Could you tell me again the concept_name for ‘21500803’? I cannot find this concept_id in Athena.

Friends: This is ETC, a proprietary database. Athena cannot display it, unless you have a license. Use ATC 21600961 “ANTITHROMBOTIC AGENTS”.

Thank you, @Christian_Reich

Jena,

I studied the protocol and the concept sets are there but pasted as text and somewhat hard to review (or learn from)
.
Also, in the package - there is only SQL cohort code. (not the JSON importable format)

I very much like your more complex definition below

The current definition should be satisfied if any of these criteria occur:

• 2 or more diagnoses in outpatient
• 1 in an inpatient setting
• 1 in an outpatient setting with an electrocardiogram in the 30 days prior.

Would it be possible to post the implementation in Atlas of the definition above. (or better yet all 4 cohort definitions from your package) as either .json files or put them on the public Atlas server?

Similar to a definition like this one: http://www.ohdsi.org/web/atlas/#/cohortdefinition/99322

Sorry, I tried to make these on friday but atlas was running slow.

Here is the revised target pop: http://www.ohdsi.org/web/atlas/#/cohortdefinition/1769063

and the outcomes:

1. Broad stroke inpatient http://www.ohdsi.org/web/atlas/#/cohortdefinition/1735846
2. Broad stroke: http://www.ohdsi.org/web/atlas/#/cohortdefinition/1769064
3. Hemorrhagic stroke http://www.ohdsi.org/web/atlas/#/cohortdefinition/1769065
4. Ischemic stroke http://www.ohdsi.org/web/atlas/#/cohortdefinition/1769066

Great! @jreps.

There are other thin something to consider

1. Valvular heart disease
   -Originally, the risk score model of AF doesn’t target population with valvular heart disease, or valvular AF (ref).

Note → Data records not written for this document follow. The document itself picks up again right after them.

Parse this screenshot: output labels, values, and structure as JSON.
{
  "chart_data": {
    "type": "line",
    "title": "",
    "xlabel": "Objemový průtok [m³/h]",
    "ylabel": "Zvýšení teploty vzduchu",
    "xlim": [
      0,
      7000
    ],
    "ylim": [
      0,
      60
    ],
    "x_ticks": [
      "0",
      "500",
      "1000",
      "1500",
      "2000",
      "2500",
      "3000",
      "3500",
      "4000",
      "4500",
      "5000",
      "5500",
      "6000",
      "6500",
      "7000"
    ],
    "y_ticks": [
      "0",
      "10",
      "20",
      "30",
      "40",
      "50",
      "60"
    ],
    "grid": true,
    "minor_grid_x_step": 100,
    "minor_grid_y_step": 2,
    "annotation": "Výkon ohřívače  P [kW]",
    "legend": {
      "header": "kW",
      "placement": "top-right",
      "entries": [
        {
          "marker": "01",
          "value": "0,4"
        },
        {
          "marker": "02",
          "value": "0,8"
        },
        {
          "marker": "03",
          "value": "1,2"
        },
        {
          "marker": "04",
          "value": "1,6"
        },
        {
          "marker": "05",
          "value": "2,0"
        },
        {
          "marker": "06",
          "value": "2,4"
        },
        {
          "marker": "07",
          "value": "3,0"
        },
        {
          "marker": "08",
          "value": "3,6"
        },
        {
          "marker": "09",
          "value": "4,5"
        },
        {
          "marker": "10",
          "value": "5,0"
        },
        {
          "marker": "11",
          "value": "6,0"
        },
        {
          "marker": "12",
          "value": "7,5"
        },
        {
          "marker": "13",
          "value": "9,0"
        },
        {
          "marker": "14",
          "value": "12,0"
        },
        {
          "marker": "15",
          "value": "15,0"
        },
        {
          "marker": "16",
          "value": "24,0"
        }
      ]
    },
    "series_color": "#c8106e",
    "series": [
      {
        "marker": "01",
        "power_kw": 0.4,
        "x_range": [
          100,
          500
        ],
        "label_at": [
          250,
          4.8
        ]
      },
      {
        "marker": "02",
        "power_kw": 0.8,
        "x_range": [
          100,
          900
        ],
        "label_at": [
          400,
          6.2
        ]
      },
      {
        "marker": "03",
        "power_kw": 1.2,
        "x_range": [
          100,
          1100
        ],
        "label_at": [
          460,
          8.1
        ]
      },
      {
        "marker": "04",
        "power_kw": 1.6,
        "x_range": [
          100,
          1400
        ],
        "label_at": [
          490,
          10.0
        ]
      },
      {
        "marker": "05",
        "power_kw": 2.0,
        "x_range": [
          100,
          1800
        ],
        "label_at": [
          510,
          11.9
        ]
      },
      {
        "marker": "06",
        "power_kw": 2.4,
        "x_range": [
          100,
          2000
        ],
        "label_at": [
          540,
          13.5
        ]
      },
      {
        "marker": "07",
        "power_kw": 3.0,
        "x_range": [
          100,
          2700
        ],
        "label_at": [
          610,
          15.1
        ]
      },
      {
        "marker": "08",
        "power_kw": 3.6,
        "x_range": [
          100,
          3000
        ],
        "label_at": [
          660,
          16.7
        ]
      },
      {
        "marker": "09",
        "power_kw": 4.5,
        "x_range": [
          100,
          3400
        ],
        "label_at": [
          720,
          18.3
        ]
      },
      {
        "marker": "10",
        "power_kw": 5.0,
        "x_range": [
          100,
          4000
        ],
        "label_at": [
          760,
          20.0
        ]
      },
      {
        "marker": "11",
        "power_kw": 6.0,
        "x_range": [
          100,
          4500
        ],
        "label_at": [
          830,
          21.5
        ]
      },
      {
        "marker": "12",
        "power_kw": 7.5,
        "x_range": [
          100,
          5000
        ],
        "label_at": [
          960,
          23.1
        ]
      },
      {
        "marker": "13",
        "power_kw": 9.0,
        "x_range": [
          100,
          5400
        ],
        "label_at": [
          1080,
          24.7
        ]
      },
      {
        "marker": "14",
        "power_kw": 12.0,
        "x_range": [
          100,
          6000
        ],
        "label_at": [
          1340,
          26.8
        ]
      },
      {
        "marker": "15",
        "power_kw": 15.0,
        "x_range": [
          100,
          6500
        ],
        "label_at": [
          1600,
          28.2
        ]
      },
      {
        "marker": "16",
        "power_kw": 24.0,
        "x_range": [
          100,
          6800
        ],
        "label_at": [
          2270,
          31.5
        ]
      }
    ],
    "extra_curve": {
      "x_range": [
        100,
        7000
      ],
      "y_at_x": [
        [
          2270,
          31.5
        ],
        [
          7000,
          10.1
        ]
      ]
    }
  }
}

Because all patients with valvular AF must take anticoagulant, they would be excluded in this cohort by no-anticoagulant criteria. Still, it would be worth to exclude valvular heart disease (mitral valvular disease, rheumatic heart disease and prosthetic valves).

2. Antiplatelet
   -Doctors, especially in Asia, tend to prescribe aspirin in low-risk patients to prevent stroke (such as CHADSVasc 1 or 2, female). We need to decide whether to neglect this or not. Since stroke risk reduction from antiplatelet was minimal in AF patients, we can neglect antiplatelet drug.

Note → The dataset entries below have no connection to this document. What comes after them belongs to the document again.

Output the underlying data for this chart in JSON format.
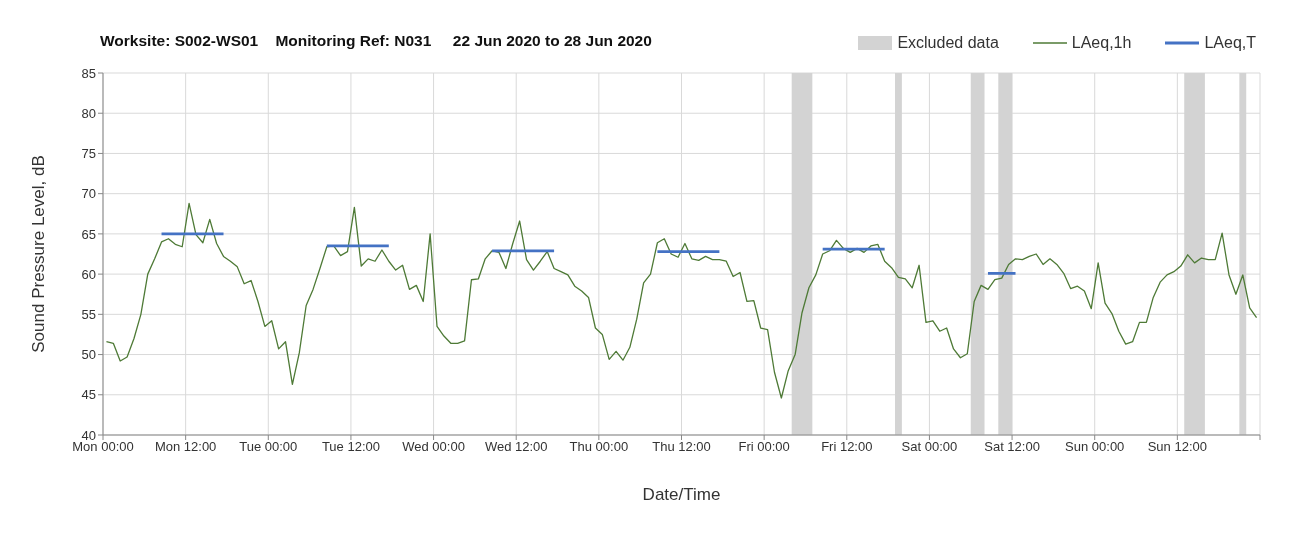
{
  "chart_data": {
    "type": "line",
    "title": "Worksite: S002-WS01    Monitoring Ref: N031     22 Jun 2020 to 28 Jun 2020",
    "xlabel": "Date/Time",
    "ylabel": "Sound Pressure Level, dB",
    "xlim": [
      "2020-06-22T00:00",
      "2020-06-29T00:00"
    ],
    "xticks": [
      {
        "value": "2020-06-22T00:00",
        "label": "Mon 00:00"
      },
      {
        "value": "2020-06-22T12:00",
        "label": "Mon 12:00"
      },
      {
        "value": "2020-06-23T00:00",
        "label": "Tue 00:00"
      },
      {
        "value": "2020-06-23T12:00",
        "label": "Tue 12:00"
      },
      {
        "value": "2020-06-24T00:00",
        "label": "Wed 00:00"
      },
      {
        "value": "2020-06-24T12:00",
        "label": "Wed 12:00"
      },
      {
        "value": "2020-06-25T00:00",
        "label": "Thu 00:00"
      },
      {
        "value": "2020-06-25T12:00",
        "label": "Thu 12:00"
      },
      {
        "value": "2020-06-26T00:00",
        "label": "Fri 00:00"
      },
      {
        "value": "2020-06-26T12:00",
        "label": "Fri 12:00"
      },
      {
        "value": "2020-06-27T00:00",
        "label": "Sat 00:00"
      },
      {
        "value": "2020-06-27T12:00",
        "label": "Sat 12:00"
      },
      {
        "value": "2020-06-28T00:00",
        "label": "Sun 00:00"
      },
      {
        "value": "2020-06-28T12:00",
        "label": "Sun 12:00"
      },
      {
        "value": "2020-06-29T00:00",
        "label": null
      }
    ],
    "ylim": [
      40,
      85
    ],
    "yticks": [
      40,
      45,
      50,
      55,
      60,
      65,
      70,
      75,
      80,
      85
    ],
    "grid": true,
    "legend": "top right",
    "marker": "none",
    "line_style": "solid",
    "bands": [
      {
        "axis": "x",
        "from": "2020-06-26T04:00",
        "to": "2020-06-26T07:00",
        "label": "Excluded data",
        "color": "#d3d3d3"
      },
      {
        "axis": "x",
        "from": "2020-06-26T19:00",
        "to": "2020-06-26T20:00",
        "color": "#d3d3d3"
      },
      {
        "axis": "x",
        "from": "2020-06-27T06:00",
        "to": "2020-06-27T08:00",
        "color": "#d3d3d3"
      },
      {
        "axis": "x",
        "from": "2020-06-27T10:00",
        "to": "2020-06-27T12:00",
        "color": "#d3d3d3"
      },
      {
        "axis": "x",
        "from": "2020-06-28T13:00",
        "to": "2020-06-28T16:00",
        "color": "#d3d3d3"
      },
      {
        "axis": "x",
        "from": "2020-06-28T21:00",
        "to": "2020-06-28T22:00",
        "color": "#d3d3d3"
      }
    ],
    "series": [
      {
        "name": "LAeq,1h",
        "color": "#4e7a36",
        "x": [
          "2020-06-22T00:30",
          "2020-06-22T01:30",
          "2020-06-22T02:30",
          "2020-06-22T03:30",
          "2020-06-22T04:30",
          "2020-06-22T05:30",
          "2020-06-22T06:30",
          "2020-06-22T07:30",
          "2020-06-22T08:30",
          "2020-06-22T09:30",
          "2020-06-22T10:30",
          "2020-06-22T11:30",
          "2020-06-22T12:30",
          "2020-06-22T13:30",
          "2020-06-22T14:30",
          "2020-06-22T15:30",
          "2020-06-22T16:30",
          "2020-06-22T17:30",
          "2020-06-22T18:30",
          "2020-06-22T19:30",
          "2020-06-22T20:30",
          "2020-06-22T21:30",
          "2020-06-22T22:30",
          "2020-06-22T23:30",
          "2020-06-23T00:30",
          "2020-06-23T01:30",
          "2020-06-23T02:30",
          "2020-06-23T03:30",
          "2020-06-23T04:30",
          "2020-06-23T05:30",
          "2020-06-23T06:30",
          "2020-06-23T07:30",
          "2020-06-23T08:30",
          "2020-06-23T09:30",
          "2020-06-23T10:30",
          "2020-06-23T11:30",
          "2020-06-23T12:30",
          "2020-06-23T13:30",
          "2020-06-23T14:30",
          "2020-06-23T15:30",
          "2020-06-23T16:30",
          "2020-06-23T17:30",
          "2020-06-23T18:30",
          "2020-06-23T19:30",
          "2020-06-23T20:30",
          "2020-06-23T21:30",
          "2020-06-23T22:30",
          "2020-06-23T23:30",
          "2020-06-24T00:30",
          "2020-06-24T01:30",
          "2020-06-24T02:30",
          "2020-06-24T03:30",
          "2020-06-24T04:30",
          "2020-06-24T05:30",
          "2020-06-24T06:30",
          "2020-06-24T07:30",
          "2020-06-24T08:30",
          "2020-06-24T09:30",
          "2020-06-24T10:30",
          "2020-06-24T11:30",
          "2020-06-24T12:30",
          "2020-06-24T13:30",
          "2020-06-24T14:30",
          "2020-06-24T15:30",
          "2020-06-24T16:30",
          "2020-06-24T17:30",
          "2020-06-24T18:30",
          "2020-06-24T19:30",
          "2020-06-24T20:30",
          "2020-06-24T21:30",
          "2020-06-24T22:30",
          "2020-06-24T23:30",
          "2020-06-25T00:30",
          "2020-06-25T01:30",
          "2020-06-25T02:30",
          "2020-06-25T03:30",
          "2020-06-25T04:30",
          "2020-06-25T05:30",
          "2020-06-25T06:30",
          "2020-06-25T07:30",
          "2020-06-25T08:30",
          "2020-06-25T09:30",
          "2020-06-25T10:30",
          "2020-06-25T11:30",
          "2020-06-25T12:30",
          "2020-06-25T13:30",
          "2020-06-25T14:30",
          "2020-06-25T15:30",
          "2020-06-25T16:30",
          "2020-06-25T17:30",
          "2020-06-25T18:30",
          "2020-06-25T19:30",
          "2020-06-25T20:30",
          "2020-06-25T21:30",
          "2020-06-25T22:30",
          "2020-06-25T23:30",
          "2020-06-26T00:30",
          "2020-06-26T01:30",
          "2020-06-26T02:30",
          "2020-06-26T03:30",
          "2020-06-26T04:30",
          "2020-06-26T05:30",
          "2020-06-26T06:30",
          "2020-06-26T07:30",
          "2020-06-26T08:30",
          "2020-06-26T09:30",
          "2020-06-26T10:30",
          "2020-06-26T11:30",
          "2020-06-26T12:30",
          "2020-06-26T13:30",
          "2020-06-26T14:30",
          "2020-06-26T15:30",
          "2020-06-26T16:30",
          "2020-06-26T17:30",
          "2020-06-26T18:30",
          "2020-06-26T19:30",
          "2020-06-26T20:30",
          "2020-06-26T21:30",
          "2020-06-26T22:30",
          "2020-06-26T23:30",
          "2020-06-27T00:30",
          "2020-06-27T01:30",
          "2020-06-27T02:30",
          "2020-06-27T03:30",
          "2020-06-27T04:30",
          "2020-06-27T05:30",
          "2020-06-27T06:30",
          "2020-06-27T07:30",
          "2020-06-27T08:30",
          "2020-06-27T09:30",
          "2020-06-27T10:30",
          "2020-06-27T11:30",
          "2020-06-27T12:30",
          "2020-06-27T13:30",
          "2020-06-27T14:30",
          "2020-06-27T15:30",
          "2020-06-27T16:30",
          "2020-06-27T17:30",
          "2020-06-27T18:30",
          "2020-06-27T19:30",
          "2020-06-27T20:30",
          "2020-06-27T21:30",
          "2020-06-27T22:30",
          "2020-06-27T23:30",
          "2020-06-28T00:30",
          "2020-06-28T01:30",
          "2020-06-28T02:30",
          "2020-06-28T03:30",
          "2020-06-28T04:30",
          "2020-06-28T05:30",
          "2020-06-28T06:30",
          "2020-06-28T07:30",
          "2020-06-28T08:30",
          "2020-06-28T09:30",
          "2020-06-28T10:30",
          "2020-06-28T11:30",
          "2020-06-28T12:30",
          "2020-06-28T13:30",
          "2020-06-28T14:30",
          "2020-06-28T15:30",
          "2020-06-28T16:30",
          "2020-06-28T17:30",
          "2020-06-28T18:30",
          "2020-06-28T19:30",
          "2020-06-28T20:30",
          "2020-06-28T21:30",
          "2020-06-28T22:30",
          "2020-06-28T23:30"
        ],
        "values": [
          51.6,
          51.4,
          49.2,
          49.7,
          52,
          55,
          60,
          61.9,
          64,
          64.4,
          63.7,
          63.4,
          68.8,
          64.9,
          63.9,
          66.8,
          63.8,
          62.2,
          61.6,
          60.9,
          58.8,
          59.2,
          56.6,
          53.5,
          54.2,
          50.7,
          51.6,
          46.3,
          50.2,
          56.1,
          58.1,
          60.7,
          63.4,
          63.5,
          62.3,
          62.8,
          68.3,
          61,
          61.9,
          61.6,
          63,
          61.6,
          60.5,
          61.1,
          58.1,
          58.6,
          56.6,
          65,
          53.5,
          52.3,
          51.4,
          51.4,
          51.7,
          59.3,
          59.4,
          61.9,
          62.9,
          62.7,
          60.7,
          63.8,
          66.6,
          61.8,
          60.5,
          61.6,
          62.8,
          60.7,
          60.3,
          59.9,
          58.5,
          57.9,
          57.1,
          53.3,
          52.5,
          49.4,
          50.4,
          49.3,
          50.9,
          54.4,
          58.9,
          60,
          63.9,
          64.4,
          62.5,
          62.1,
          63.8,
          61.9,
          61.7,
          62.2,
          61.8,
          61.8,
          61.6,
          59.7,
          60.2,
          56.6,
          56.7,
          53.3,
          53.1,
          47.8,
          44.6,
          48,
          50,
          55.2,
          58.3,
          59.9,
          62.5,
          62.9,
          64.2,
          63.2,
          62.7,
          63.2,
          62.7,
          63.5,
          63.7,
          61.6,
          60.8,
          59.6,
          59.4,
          58.3,
          61.1,
          54,
          54.2,
          52.9,
          53.3,
          50.7,
          49.6,
          50.1,
          56.6,
          58.6,
          58.1,
          59.3,
          59.5,
          61.2,
          61.9,
          61.8,
          62.2,
          62.5,
          61.2,
          61.9,
          61.2,
          60.1,
          58.2,
          58.5,
          57.9,
          55.7,
          61.4,
          56.4,
          55.1,
          52.9,
          51.3,
          51.6,
          54,
          54,
          57.1,
          59,
          59.9,
          60.3,
          61,
          62.4,
          61.4,
          62,
          61.8,
          61.8,
          65.1,
          59.9,
          57.5,
          59.9,
          55.8,
          54.6
        ]
      },
      {
        "name": "LAeq,T",
        "color": "#4472c4",
        "x": [
          "2020-06-22T08:30",
          "2020-06-22T17:30",
          "2020-06-22T20:00",
          "2020-06-23T08:30",
          "2020-06-23T17:30",
          "2020-06-23T20:00",
          "2020-06-24T08:30",
          "2020-06-24T17:30",
          "2020-06-24T20:00",
          "2020-06-25T08:30",
          "2020-06-25T17:30",
          "2020-06-25T20:00",
          "2020-06-26T08:30",
          "2020-06-26T17:30",
          "2020-06-26T20:00",
          "2020-06-27T08:30",
          "2020-06-27T12:30"
        ],
        "values": [
          65,
          65,
          null,
          63.5,
          63.5,
          null,
          62.9,
          62.9,
          null,
          62.8,
          62.8,
          null,
          63.1,
          63.1,
          null,
          60.1,
          60.1
        ]
      }
    ]
  }
}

3. Anticoagulant after stroke
   -Most papers just excluded patients used anticoagulant. After patients develop stroke, they can start to take anticoagulation. Because any anticoagulation use was excluded in this cohort, even patients started to take anticogulation after stroke would be excluded, too. Sorry, I don’t know figure out how to make cohort for this problem by ATLAS. Only solution I’ve found is that making outcome cohort who used anticoagulation. Among target cohort, we can identify patients develop stroke and start anticoagulation. By comparing outcome data, we can identify who use anticoagulation after stroke. I know it is so messy solution…

The cohort is great. Most studies follows this cohort definition. I mentioned a few points, but I don’t think you need to reflect all of these. Again, this study has great clinical implication.

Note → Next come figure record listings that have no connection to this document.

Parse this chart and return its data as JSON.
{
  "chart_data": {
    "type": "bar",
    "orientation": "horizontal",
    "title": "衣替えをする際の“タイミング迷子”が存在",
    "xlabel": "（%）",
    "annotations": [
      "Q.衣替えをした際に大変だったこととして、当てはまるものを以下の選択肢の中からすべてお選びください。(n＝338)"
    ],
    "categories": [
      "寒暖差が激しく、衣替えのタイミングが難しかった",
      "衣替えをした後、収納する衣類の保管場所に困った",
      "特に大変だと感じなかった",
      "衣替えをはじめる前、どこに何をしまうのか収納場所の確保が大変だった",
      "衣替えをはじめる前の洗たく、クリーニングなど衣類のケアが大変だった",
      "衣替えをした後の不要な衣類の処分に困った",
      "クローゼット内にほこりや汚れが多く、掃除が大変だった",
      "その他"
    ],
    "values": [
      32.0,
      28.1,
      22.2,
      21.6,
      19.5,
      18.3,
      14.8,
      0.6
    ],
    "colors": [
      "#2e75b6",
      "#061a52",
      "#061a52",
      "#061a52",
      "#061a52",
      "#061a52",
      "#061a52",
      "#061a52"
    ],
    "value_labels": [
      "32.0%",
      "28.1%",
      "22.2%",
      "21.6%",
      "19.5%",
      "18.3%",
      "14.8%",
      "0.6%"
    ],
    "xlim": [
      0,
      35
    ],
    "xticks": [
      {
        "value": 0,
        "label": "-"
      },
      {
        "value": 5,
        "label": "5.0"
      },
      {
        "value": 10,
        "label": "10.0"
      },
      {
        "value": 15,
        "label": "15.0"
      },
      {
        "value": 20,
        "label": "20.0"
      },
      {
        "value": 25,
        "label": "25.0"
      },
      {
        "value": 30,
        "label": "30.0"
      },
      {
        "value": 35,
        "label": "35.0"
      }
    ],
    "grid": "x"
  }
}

Hi @jreps, what is the function used to check the meaning of the response code (15) that results from the checkplpinstallation run? thanks!

PatientLevelPrediction::interpretInstallCode(15)

It seems to be a connection issue:
Issue with database connection - did not connect
Issue with database connection - did not disconnect

Jenna can we not call this intepretInstallCode function in the checkfunction (looping over all errors).